Dans cette pièce faisant office de bureau du commissaire, sur une autre table, trois fusils d’assaut bien connus : deux kalachnikov et un G3. Dans un coin du mur, deux manchettes. Mais notre inspection de la pièce est interrompue par l’homme qui travaillait sur l’ordinateur.

Pour la première fois nous voyons son visage. Le faciès émincé, il portait une abondante barbe digne d’un révolutionnaire cubain. Il était habillé d’un simple tee-shirt de couleur bleue.

Je suis le commissaire Sangaré de la police spéciale SITARAIL de Bouaké.

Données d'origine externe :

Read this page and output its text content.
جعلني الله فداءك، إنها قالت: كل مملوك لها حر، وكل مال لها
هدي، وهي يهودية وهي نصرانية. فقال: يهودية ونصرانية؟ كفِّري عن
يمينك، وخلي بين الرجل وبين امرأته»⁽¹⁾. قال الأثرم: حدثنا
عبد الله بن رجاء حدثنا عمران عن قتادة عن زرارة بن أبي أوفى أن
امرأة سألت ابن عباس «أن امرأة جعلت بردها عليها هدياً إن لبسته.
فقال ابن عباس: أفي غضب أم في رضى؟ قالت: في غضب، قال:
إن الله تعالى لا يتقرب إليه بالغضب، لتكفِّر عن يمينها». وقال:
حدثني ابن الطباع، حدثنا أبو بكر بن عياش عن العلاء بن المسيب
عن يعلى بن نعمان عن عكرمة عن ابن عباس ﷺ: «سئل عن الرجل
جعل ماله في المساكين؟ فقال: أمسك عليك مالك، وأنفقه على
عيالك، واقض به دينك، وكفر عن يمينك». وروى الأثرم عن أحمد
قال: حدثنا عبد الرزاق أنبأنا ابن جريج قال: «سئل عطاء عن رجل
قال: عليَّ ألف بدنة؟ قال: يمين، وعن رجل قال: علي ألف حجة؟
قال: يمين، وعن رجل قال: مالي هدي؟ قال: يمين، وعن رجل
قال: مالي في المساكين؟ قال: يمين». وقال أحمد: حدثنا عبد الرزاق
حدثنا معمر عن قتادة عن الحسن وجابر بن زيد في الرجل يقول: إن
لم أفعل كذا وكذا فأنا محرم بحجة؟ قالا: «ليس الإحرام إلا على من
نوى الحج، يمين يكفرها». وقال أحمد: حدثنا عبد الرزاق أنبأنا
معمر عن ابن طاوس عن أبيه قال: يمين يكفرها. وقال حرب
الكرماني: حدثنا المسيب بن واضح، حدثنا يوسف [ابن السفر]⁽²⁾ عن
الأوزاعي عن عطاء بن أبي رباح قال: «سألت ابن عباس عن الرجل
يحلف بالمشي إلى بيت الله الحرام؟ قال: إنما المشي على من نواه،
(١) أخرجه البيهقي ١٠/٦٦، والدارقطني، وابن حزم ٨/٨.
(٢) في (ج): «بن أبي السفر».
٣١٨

Nous sommes des journalistes burkinabè venus couvrir les manifestations commémoratives du deuxième anniversaire de la rébellion en Côte d’Ivoire, avons-nous répondu après nous être nommément présentés.

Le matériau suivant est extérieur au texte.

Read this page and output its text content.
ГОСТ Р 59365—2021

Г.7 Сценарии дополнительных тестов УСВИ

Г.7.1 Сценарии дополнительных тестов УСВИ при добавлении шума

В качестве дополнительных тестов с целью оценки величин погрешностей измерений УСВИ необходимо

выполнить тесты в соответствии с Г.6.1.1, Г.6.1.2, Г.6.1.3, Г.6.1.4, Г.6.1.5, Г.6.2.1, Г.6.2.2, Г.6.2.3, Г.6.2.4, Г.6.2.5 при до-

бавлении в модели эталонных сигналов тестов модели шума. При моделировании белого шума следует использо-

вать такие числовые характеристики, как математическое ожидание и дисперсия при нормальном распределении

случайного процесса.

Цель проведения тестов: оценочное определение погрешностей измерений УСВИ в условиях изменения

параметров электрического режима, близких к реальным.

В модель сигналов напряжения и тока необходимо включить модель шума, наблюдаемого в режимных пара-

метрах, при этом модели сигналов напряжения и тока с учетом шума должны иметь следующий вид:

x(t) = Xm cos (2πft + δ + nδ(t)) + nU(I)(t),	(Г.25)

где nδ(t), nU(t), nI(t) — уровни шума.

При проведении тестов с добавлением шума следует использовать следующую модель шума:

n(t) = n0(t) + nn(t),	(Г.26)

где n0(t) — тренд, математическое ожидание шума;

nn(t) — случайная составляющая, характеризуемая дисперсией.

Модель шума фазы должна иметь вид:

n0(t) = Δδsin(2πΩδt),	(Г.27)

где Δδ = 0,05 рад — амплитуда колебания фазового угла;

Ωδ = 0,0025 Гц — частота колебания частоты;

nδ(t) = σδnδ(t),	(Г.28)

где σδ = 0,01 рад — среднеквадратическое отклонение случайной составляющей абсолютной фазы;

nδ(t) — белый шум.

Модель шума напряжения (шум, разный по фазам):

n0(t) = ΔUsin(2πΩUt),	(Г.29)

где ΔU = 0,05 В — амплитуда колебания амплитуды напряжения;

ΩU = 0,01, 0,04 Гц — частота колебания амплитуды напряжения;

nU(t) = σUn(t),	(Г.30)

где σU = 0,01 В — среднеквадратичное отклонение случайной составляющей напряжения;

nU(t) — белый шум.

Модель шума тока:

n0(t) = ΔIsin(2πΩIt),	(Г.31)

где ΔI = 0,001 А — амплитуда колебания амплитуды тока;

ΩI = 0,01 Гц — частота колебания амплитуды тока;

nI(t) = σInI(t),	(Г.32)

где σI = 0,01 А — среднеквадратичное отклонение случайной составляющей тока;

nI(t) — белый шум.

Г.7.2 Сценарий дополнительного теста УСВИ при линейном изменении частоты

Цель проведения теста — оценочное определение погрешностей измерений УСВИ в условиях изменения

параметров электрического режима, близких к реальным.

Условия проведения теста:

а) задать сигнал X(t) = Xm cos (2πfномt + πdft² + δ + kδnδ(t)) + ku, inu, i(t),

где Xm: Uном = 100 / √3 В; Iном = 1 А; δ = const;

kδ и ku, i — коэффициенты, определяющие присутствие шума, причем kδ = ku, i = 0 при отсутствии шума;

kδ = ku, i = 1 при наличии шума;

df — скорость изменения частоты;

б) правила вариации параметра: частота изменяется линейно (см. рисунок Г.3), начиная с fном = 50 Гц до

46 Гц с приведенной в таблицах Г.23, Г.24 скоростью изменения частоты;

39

Ah ! vous êtes Burkinabè ? Vous êtes nos frères. Quel est le nom de votre journal ?
L’Observateur paalga...

Après ces civilités qui ont fini de nous mettre en confiance, il informa ses supérieurs hiérarchiques de notre présence, et reçut alors l’autorisation de nous conduire à l’état-major des Forces nouvelles. Nous voici à bord de sa Renault rouge orangée, sur les flancs de laquelle sont estampillés écrit en jaune et noir : MPCI, commissaire Sangaré.

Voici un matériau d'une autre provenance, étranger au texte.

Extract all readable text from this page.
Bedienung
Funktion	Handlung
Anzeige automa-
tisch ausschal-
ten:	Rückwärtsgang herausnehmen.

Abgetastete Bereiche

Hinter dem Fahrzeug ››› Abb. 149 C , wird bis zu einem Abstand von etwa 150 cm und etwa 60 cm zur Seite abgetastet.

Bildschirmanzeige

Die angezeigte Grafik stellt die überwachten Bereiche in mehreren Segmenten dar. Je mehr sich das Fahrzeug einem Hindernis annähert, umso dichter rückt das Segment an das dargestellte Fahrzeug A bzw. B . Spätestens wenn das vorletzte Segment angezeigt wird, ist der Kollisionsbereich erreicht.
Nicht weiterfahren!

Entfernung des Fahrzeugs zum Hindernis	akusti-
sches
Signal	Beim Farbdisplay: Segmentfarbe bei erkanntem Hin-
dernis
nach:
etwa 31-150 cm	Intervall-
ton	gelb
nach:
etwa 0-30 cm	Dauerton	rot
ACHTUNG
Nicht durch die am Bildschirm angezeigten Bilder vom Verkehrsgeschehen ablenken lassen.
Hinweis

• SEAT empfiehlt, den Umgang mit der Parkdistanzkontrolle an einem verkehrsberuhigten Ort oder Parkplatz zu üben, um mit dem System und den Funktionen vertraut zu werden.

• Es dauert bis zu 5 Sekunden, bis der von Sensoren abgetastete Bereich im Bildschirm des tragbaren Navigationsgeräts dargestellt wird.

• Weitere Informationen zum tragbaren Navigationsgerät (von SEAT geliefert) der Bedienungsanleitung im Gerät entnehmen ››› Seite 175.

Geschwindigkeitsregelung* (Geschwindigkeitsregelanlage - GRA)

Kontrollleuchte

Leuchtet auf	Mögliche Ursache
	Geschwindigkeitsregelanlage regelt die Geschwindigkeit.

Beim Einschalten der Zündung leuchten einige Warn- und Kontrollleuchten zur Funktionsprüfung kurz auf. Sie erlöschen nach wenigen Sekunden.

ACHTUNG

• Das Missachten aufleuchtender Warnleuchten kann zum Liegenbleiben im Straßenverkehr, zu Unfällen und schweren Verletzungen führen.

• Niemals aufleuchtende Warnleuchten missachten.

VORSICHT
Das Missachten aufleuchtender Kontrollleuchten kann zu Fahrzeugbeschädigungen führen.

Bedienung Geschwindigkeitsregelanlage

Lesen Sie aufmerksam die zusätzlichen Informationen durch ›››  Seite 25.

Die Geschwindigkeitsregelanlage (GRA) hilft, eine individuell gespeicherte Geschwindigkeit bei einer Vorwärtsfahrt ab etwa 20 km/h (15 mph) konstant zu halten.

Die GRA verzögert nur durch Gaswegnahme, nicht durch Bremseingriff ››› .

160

L’anniversaire aura lieu à Bouna

L’état-major est situé dans l’immeuble qu’occupait, avant la crise, la Caisse de prévoyance sociale de Côte d’Ivoire, la version ivoirienne de notre Caisse nationale de sécurité sociale (CNSS). Pour qui connaît bien Bouaké, ce bâtiment est à un jet de pierre de la gare ferroviaire.

Là, nous avons attendu au rez-de-chaussée pendant que le commissaire, muni de nos documents (ordre de mission et laissez-passer) faisait le tour des bureaux à l’étage.

Il revint après un bout de temps nous chercher.
C’est fait, a-t-il déclaré, la hiérarchie militaire est informée de votre présence. Maintenant, allons au secrétariat général des Forces nouvelles pour informer aussi les civils de votre arrivée.

Après cinq petites minutes, nous sommes au secrétariat général sis dans les locaux de la préfecture de Bouaké. Un contrôle d’identité à l’entrée, et nous voici dans l’immeuble. C’est là que le commissaire a pris congé de nous, après nous avoir introduits auprès de qui de droit. C’est le directeur de cabinet adjoint, M. Mamadou Togba, qui nous reçoit. Nous l’informons de l’objet de notre présence à Bouaké.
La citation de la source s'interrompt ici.